178. DE LA MARGRAVE DE BAIREUTH.
Le 25 (sic) décembre 1746.
Mon très-cher frère,
Je ne saurais vous exprimer quelle joie m'ont causée vos deux dernières lettres, aussi bien que la belle pièce d'étoffe que vous m'avez fait l'honneur de m'envoyer. Je regarde l'une et l'autre comme une marque de votre amitié, et j'y suis si sensible, que je puis dire avoir ressenti en cette occasion toute la force de celle que j'ai pour vous. Soyez persuadé, mon très-cher frère, de ma parfaite reconnaissance, et que je m'efforcerai de mériter de plus en plus vos bontés. Elles seules ont fait le bonheur de ma vie pendant un temps; leur perte m'a causé un si violent chagrin, que je m'en ressens encore; mais je vois à présent que vous vous souvenez quelquefois de moi, et vous m'en assurez si obligeamment, que cela seul peut me rendre la vie. Je ne finirais jamais, si je voulais m'étendre sur ce sujet, et j'aime mieux le finir que de m'expliquer trop faiblement.
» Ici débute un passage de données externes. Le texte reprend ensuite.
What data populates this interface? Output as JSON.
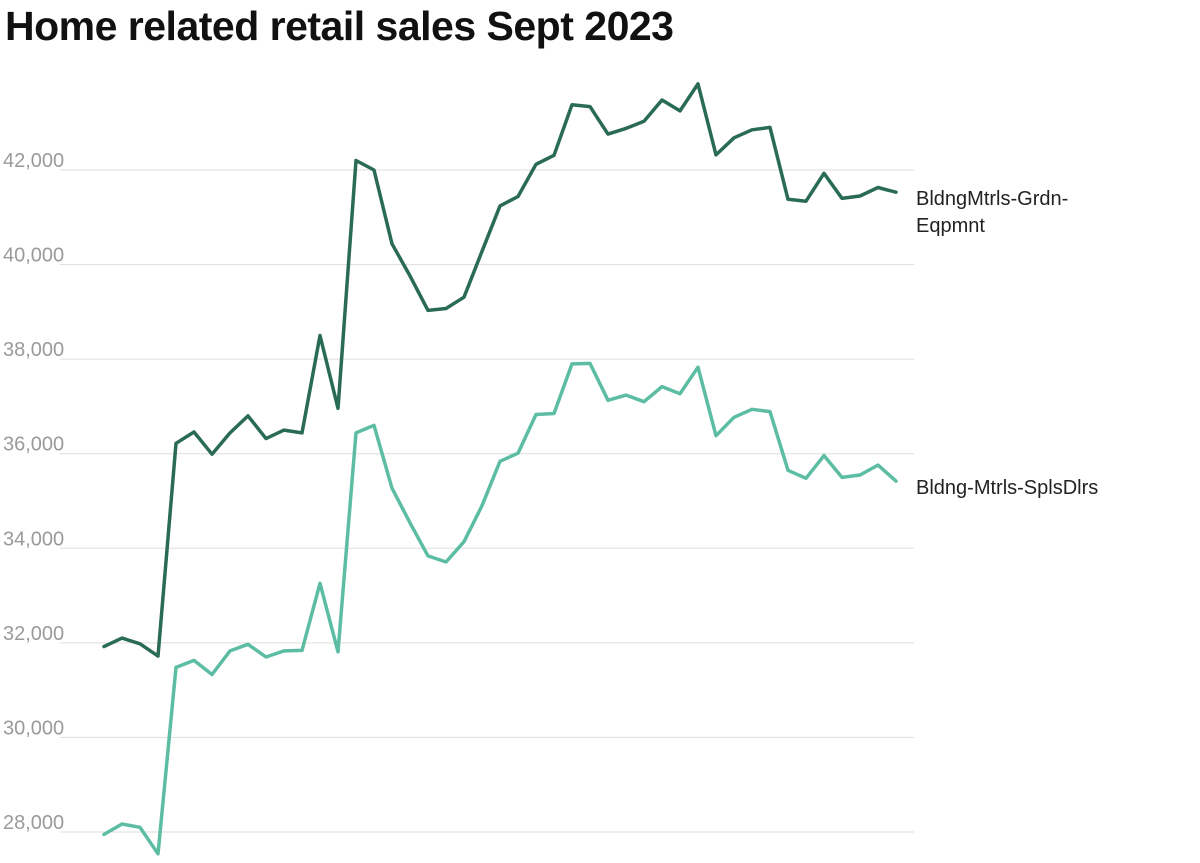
{
  "chart_data": {
    "type": "line",
    "title": "Home related retail sales Sept 2023",
    "xlabel": "",
    "ylabel": "",
    "ylim": [
      27700,
      43800
    ],
    "grid": true,
    "y_ticks": [
      {
        "value": 28000,
        "label": "28,000"
      },
      {
        "value": 30000,
        "label": "30,000"
      },
      {
        "value": 32000,
        "label": "32,000"
      },
      {
        "value": 34000,
        "label": "34,000"
      },
      {
        "value": 36000,
        "label": "36,000"
      },
      {
        "value": 38000,
        "label": "38,000"
      },
      {
        "value": 40000,
        "label": "40,000"
      },
      {
        "value": 42000,
        "label": "42,000"
      }
    ],
    "series": [
      {
        "name_lines": [
          "BldngMtrls-Grdn-",
          "Eqpmnt"
        ],
        "color": "#2a6b54",
        "values": [
          31920,
          32100,
          31980,
          31720,
          36220,
          36460,
          35990,
          36440,
          36800,
          36320,
          36500,
          36440,
          38500,
          36960,
          42200,
          42000,
          40440,
          39760,
          39030,
          39070,
          39310,
          40280,
          41240,
          41440,
          42120,
          42310,
          43380,
          43340,
          42760,
          42880,
          43030,
          43480,
          43250,
          43820,
          42320,
          42680,
          42850,
          42900,
          41380,
          41340,
          41930,
          41400,
          41450,
          41630,
          41530
        ]
      },
      {
        "name": "Bldng-Mtrls-SplsDlrs",
        "color": "#5cbda3",
        "values": [
          27950,
          28170,
          28100,
          27540,
          31480,
          31630,
          31330,
          31830,
          31970,
          31700,
          31830,
          31840,
          33260,
          31810,
          36440,
          36600,
          35270,
          34540,
          33840,
          33710,
          34140,
          34900,
          35840,
          36010,
          36830,
          36850,
          37900,
          37910,
          37130,
          37240,
          37100,
          37420,
          37270,
          37830,
          36380,
          36770,
          36940,
          36890,
          35650,
          35480,
          35960,
          35500,
          35550,
          35760,
          35420
        ]
      }
    ]
  }
}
Je suis fort surprise que la manufacture d'étoffes, à Berlin, ait fait en si peu de temps de si grands progrès; c'est un avantage considérable pour le pays, et si elle continue comme elle a commencé, elle aura beaucoup de débit. On a déjà voulu nous débaucher quelques-uns de nos virtuoses en Danemark; mais j'ai eu le temps d'y mettre ordre. Je ne crois pas que ceux de Berlin voudront changer de sort; ils sont si bien, qu'ils feraient très-mal de quitter. Zaghinia est meilleur que jamais à présent, étant guéri par miracle de plusieurs maux très-dangereux dont l'un aurait suffi pour l'envoyer à l'autre monde, ayant eu un ulcère dans les reins, un commencement d'hydropisie, et la pierre. Stefanio devient aussi excellent; le pauvre diable n'avait jamais appris selon les règles, ce qui était cause qu'il n'avait pas deux tons égaux; j'ai eu la patience de lui faire faire un an de suite le solfége; il chante à présent le contralto, qu'il a plus fort que Zaghini, et tous les tons clairs et égaux. La cour de Danemark est fort changée depuis la mort du Roi. La Reine a perdu toute son autorité, dont à la vérité elle
a Voyez les Mémoires de la Margrave, t. II, p. 260.